Он ушел во двор, и было слышно, как он отдирает, чертыхаясь, доски от крыльца.
Мы открыли двери, затопили печь.
– Дед, – сказала Вера Севастьяновна. – Слезай. Сделаем тебе прививку.
– А на что, – ответил равнодушно дед. – Да я ж не выживу. Все одно с голодухи помру. Зря только медикаменты на меня стратите.
Но все-таки мы сделали ему прививку, проветрили хату и ушли, пообещав деду прислать хлеба.
Дальше пошло все хуже и хуже. Мы работали, стиснув зубы и не глядя друг на друга. Санитар вполголоса матерился, но никто не обращал на это внимания.
Казалось, что всё вокруг – это черная оспа, принявшая самые разные формы.
– Все это бесполезно, – сказала наконец Вера Севастьяновна. – Никого спасти мы не можем. Здесь никогда не было прививок. И этот балаганщик, врач из летучки, конечно, был прав.
– Но как же так? – спросила Леля. – Что же делать?
– Самим не заразиться. И только.
– Ну, а с больными?
– Морфий, – коротко ответила Вера Севастьяновна. – Чтобы поменьше мучились.
Санитар сплюнул и длинно выругался.
Мы вернулись в стодол, и Вера Севастьяновна сделала всему персоналу прививки.

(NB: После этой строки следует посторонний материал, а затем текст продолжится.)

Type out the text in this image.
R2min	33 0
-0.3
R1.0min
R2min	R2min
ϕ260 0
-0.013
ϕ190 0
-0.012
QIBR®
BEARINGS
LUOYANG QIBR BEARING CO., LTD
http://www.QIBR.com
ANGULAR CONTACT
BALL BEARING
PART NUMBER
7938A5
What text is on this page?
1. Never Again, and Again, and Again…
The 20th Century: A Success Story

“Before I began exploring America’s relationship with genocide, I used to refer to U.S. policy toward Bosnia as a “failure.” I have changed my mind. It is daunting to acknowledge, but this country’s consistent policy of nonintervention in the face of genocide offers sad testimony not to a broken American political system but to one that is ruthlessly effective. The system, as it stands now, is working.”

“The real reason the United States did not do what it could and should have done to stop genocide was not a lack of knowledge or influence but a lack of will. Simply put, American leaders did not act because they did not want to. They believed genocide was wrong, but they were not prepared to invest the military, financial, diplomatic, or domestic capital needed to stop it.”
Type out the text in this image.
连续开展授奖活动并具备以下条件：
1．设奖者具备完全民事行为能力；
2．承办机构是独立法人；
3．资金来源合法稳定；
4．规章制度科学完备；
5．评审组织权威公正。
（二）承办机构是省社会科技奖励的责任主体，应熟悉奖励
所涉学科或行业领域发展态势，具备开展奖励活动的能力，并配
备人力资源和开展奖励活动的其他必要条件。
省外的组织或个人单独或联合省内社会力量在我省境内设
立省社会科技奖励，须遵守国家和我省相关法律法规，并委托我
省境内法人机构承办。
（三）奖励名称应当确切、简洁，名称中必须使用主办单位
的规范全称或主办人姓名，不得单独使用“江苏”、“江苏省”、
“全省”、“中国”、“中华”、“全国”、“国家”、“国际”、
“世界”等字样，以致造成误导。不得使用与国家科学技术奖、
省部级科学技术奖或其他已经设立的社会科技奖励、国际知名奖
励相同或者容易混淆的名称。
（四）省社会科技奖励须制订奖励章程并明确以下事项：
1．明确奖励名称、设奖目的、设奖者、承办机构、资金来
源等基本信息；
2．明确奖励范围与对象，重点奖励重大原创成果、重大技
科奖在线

Потянулось темное, томительное время.
Мы ходили по хатам, впрыскивали морфий, поили умирающих водой и с безмолвным отчаянием следили, как заболевали те немногие, которым болезнь дала отсрочку.
Трупы мы стаскивали в стодолы. Врач из летучки приказал сжигать эти стодолы. Каждый раз он распоряжался этим делом сам и очень при этом оживлялся.
Санитары обкладывали стодолы соломой и поджигали. Загорались они медленно, но горели жарко, распространяя тяжелый дым.
Стодол пропах карболкой. Наши руки были сожжены карболкой до того, что их нельзя было помыть. От воды они невыносимо болели.
По ночам было легче. Мы лежали вповалку на соломе, укрывшись шинелями и кошмами. К половине ночи мы согревались, но спали плохо.
Врач притих и вполголоса рассказывал о своей семье в Бердянске, о жене – бережливой хозяйке – и сыне – самом сообразительном мальчике на свете.
Но никто его не слушал. Каждый думал о своем.
Я лежал между Лелей и молчаливым веснушчатым санитаром – поляком по фамилии Сырокомля. Он часто плакал по ночам. Мы знали, что на фронте плачут только о навсегда потерянных любимых людях. Но все молчали, и никто даже ни разу не попытался утешить его. Это были бесполезные слезы. Они не облегчали горя, а, наоборот, утяжеляли его.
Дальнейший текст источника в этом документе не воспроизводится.